Earth didn’t exactly start out ready to support life, but scientists now have a better idea of how the essential elements for life ended up on our planet, according to a study published Wednesday in the journal Science Advances.
Something had to deliver the vast majority of carbon, nitrogen, sulfur, hydrogen and other elements, known as volatiles, to Earth because the rocky planets in the solar system lacked these essential ingredients for life.
“But the timing and mechanism of volatile delivery has been hotly debated,” said Rajdeep Dasgupta, co-author of the new study and professor in Rice University’s Department of Earth, Environmental and Planetary Sciences, in a statement. “Ours is the first scenario that can explain the timing and delivery in a way that is consistent with all of the geochemical evidence.”
The researchers believe that these volatile elements were delivered when a Mars-size planet collided with Earth 4.4 billion years ago. This collision also created our moon.
Though this has been a longstanding theory, others have argued that a collision actually created the elements or that the volatiles were delivered after the moon-forming collision. To test these scenarios, Dasgupta and his team ran high-temperature, high-pressure experiments, thermodynamic modeling and numerical simulations.
Damanveer Grewal, lead study author and graduate student in the Department of Earth, Environmental and Planetary Sciences, ran through the possibilities.

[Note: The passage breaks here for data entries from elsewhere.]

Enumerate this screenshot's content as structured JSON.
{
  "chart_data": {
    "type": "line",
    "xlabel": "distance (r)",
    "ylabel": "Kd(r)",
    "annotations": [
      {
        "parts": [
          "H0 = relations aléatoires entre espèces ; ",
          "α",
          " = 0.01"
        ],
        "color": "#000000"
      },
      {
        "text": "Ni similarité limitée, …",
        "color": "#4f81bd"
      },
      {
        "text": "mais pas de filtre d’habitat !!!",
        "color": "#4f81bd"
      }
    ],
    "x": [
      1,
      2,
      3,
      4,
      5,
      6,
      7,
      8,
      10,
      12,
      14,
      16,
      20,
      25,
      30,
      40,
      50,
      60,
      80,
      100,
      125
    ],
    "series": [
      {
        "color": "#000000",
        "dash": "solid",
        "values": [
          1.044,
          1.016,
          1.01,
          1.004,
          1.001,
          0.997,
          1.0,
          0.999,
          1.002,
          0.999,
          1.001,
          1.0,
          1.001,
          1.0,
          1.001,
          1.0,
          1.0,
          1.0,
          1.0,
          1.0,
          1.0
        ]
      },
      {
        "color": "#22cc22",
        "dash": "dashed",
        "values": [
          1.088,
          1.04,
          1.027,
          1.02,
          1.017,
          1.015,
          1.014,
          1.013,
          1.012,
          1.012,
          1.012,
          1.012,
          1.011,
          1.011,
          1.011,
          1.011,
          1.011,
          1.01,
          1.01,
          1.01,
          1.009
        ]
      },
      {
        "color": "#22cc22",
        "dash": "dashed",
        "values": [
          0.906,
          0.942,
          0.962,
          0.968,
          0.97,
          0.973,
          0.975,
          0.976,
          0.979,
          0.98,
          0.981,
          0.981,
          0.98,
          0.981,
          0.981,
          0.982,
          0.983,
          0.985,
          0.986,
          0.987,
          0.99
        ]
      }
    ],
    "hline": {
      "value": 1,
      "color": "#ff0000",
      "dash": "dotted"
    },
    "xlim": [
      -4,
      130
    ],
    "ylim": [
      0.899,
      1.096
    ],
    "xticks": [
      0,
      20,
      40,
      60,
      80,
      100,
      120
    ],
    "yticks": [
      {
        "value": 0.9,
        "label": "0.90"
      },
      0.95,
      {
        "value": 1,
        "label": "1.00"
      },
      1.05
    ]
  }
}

One long-suggested theory is that Earth collided with a protoplanet containing a core rich in sulfur. This was believed to be possible because Earth contains sulfur in many places in addition to its core. A protoplanet is a large embryonic planet that has a differentiated interior after experiencing internal melting.
“The core doesn’t interact with the rest of Earth, but everything above it – the mantle, the crust, the hydrosphere and the atmosphere – are all connected,” Grewal said. “Material cycles between them.”

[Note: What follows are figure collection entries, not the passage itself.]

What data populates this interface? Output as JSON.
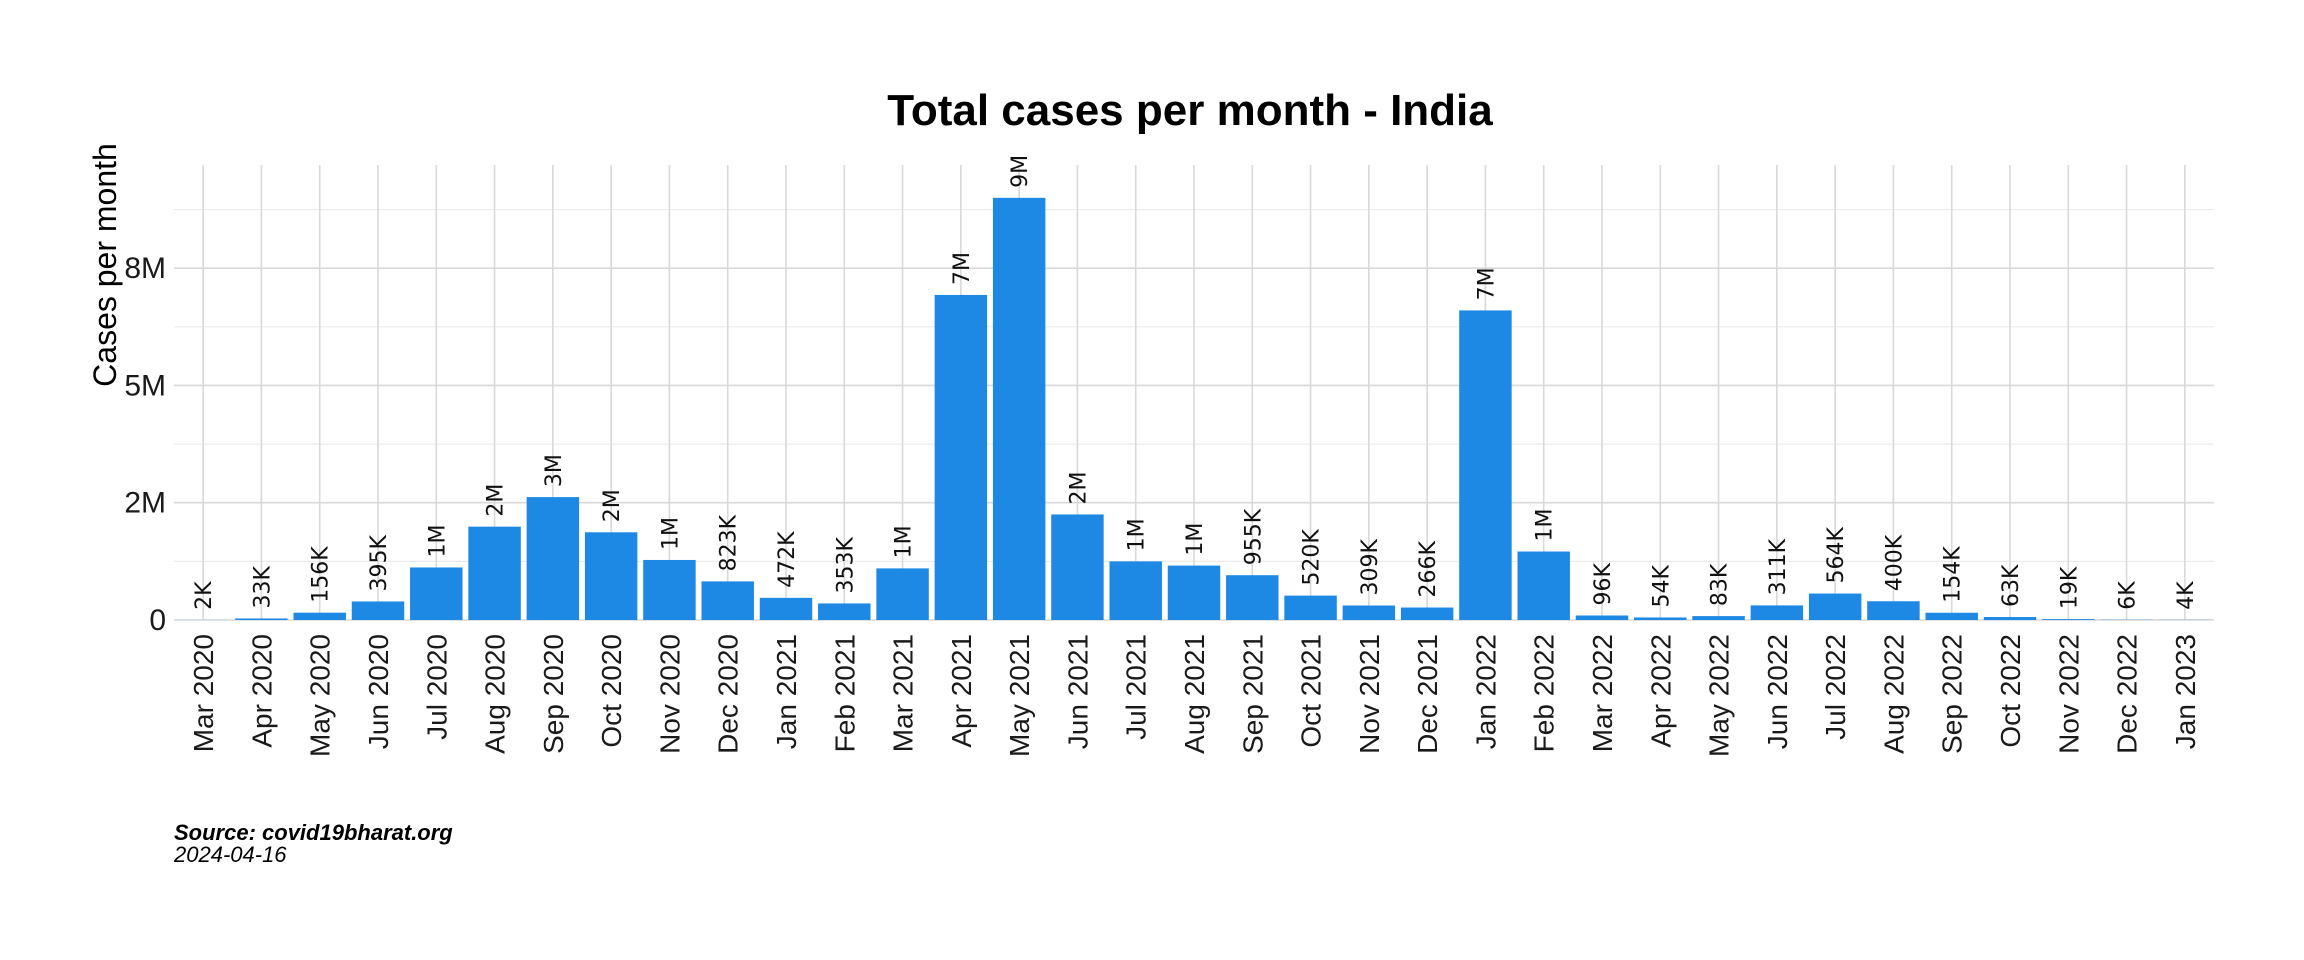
{
  "chart_data": {
    "type": "bar",
    "title": "Total cases per month - India",
    "xlabel": "",
    "ylabel": "Cases per month",
    "ylim": [
      0,
      9700000
    ],
    "yticks": [
      0,
      2500000,
      5000000,
      7500000
    ],
    "ytick_labels": [
      "0",
      "2M",
      "5M",
      "8M"
    ],
    "grid": true,
    "bar_color": "#1e88e5",
    "categories": [
      "Mar 2020",
      "Apr 2020",
      "May 2020",
      "Jun 2020",
      "Jul 2020",
      "Aug 2020",
      "Sep 2020",
      "Oct 2020",
      "Nov 2020",
      "Dec 2020",
      "Jan 2021",
      "Feb 2021",
      "Mar 2021",
      "Apr 2021",
      "May 2021",
      "Jun 2021",
      "Jul 2021",
      "Aug 2021",
      "Sep 2021",
      "Oct 2021",
      "Nov 2021",
      "Dec 2021",
      "Jan 2022",
      "Feb 2022",
      "Mar 2022",
      "Apr 2022",
      "May 2022",
      "Jun 2022",
      "Jul 2022",
      "Aug 2022",
      "Sep 2022",
      "Oct 2022",
      "Nov 2022",
      "Dec 2022",
      "Jan 2023"
    ],
    "values": [
      1600,
      33000,
      156000,
      395000,
      1120000,
      1990000,
      2620000,
      1870000,
      1280000,
      823000,
      472000,
      353000,
      1100000,
      6930000,
      9000000,
      2250000,
      1250000,
      1160000,
      955000,
      520000,
      309000,
      266000,
      6600000,
      1460000,
      96000,
      54000,
      83000,
      311000,
      564000,
      400000,
      154000,
      63000,
      19000,
      6000,
      4000
    ],
    "labels": [
      "2K",
      "33K",
      "156K",
      "395K",
      "1M",
      "2M",
      "3M",
      "2M",
      "1M",
      "823K",
      "472K",
      "353K",
      "1M",
      "7M",
      "9M",
      "2M",
      "1M",
      "1M",
      "955K",
      "520K",
      "309K",
      "266K",
      "7M",
      "1M",
      "96K",
      "54K",
      "83K",
      "311K",
      "564K",
      "400K",
      "154K",
      "63K",
      "19K",
      "6K",
      "4K"
    ]
  },
  "caption": {
    "source": "Source: covid19bharat.org",
    "date": "2024-04-16"
  }
}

Another theory is that meteorites from the outer solar system, called carbonaceous chrondrites, impacted Earth after its core formed. But the ratio of carbon to nitrogen didn’t match up in this scenario.
The researchers used information from experiments mimicking these scenarios to create a computer simulation and find the most likely answer. Overall, it ran 1 billion scenarios and compared them against conditions in the solar system today.
“What we found is that all the evidence are consistent with a moon-forming impact involving a volatile-bearing, Mars-sized planet with a sulfur-rich core,” Grewal said.
The researchers also discovered that the Earth and the moon’s volatiles have a similar origin, which rules out the theory that the volatile elements arrived on Earth after the moon was formed.
But the finding doesn’t just have implications for Earth’s history.
“This study suggests that a rocky, Earth-like planet gets more chances to acquire life-essential elements if it forms and grows from giant impacts with planets that have sampled different building blocks, perhaps from different parts of a protoplanetary disk,” Dasgupta said. “This removes some boundary conditions. It shows that life-essential volatiles can arrive at the surface layers of a planet, even if they were produced on planetary bodies that underwent core formation under very different conditions.”
By itself, Earth could not have produced enough volatiles to create an atmosphere, all of the bodies of water on its surface or an environment to support life.
“That means we can broaden our search for pathways that lead to volatile elements coming together on a planet to support life as we know it,” Dasgupta said.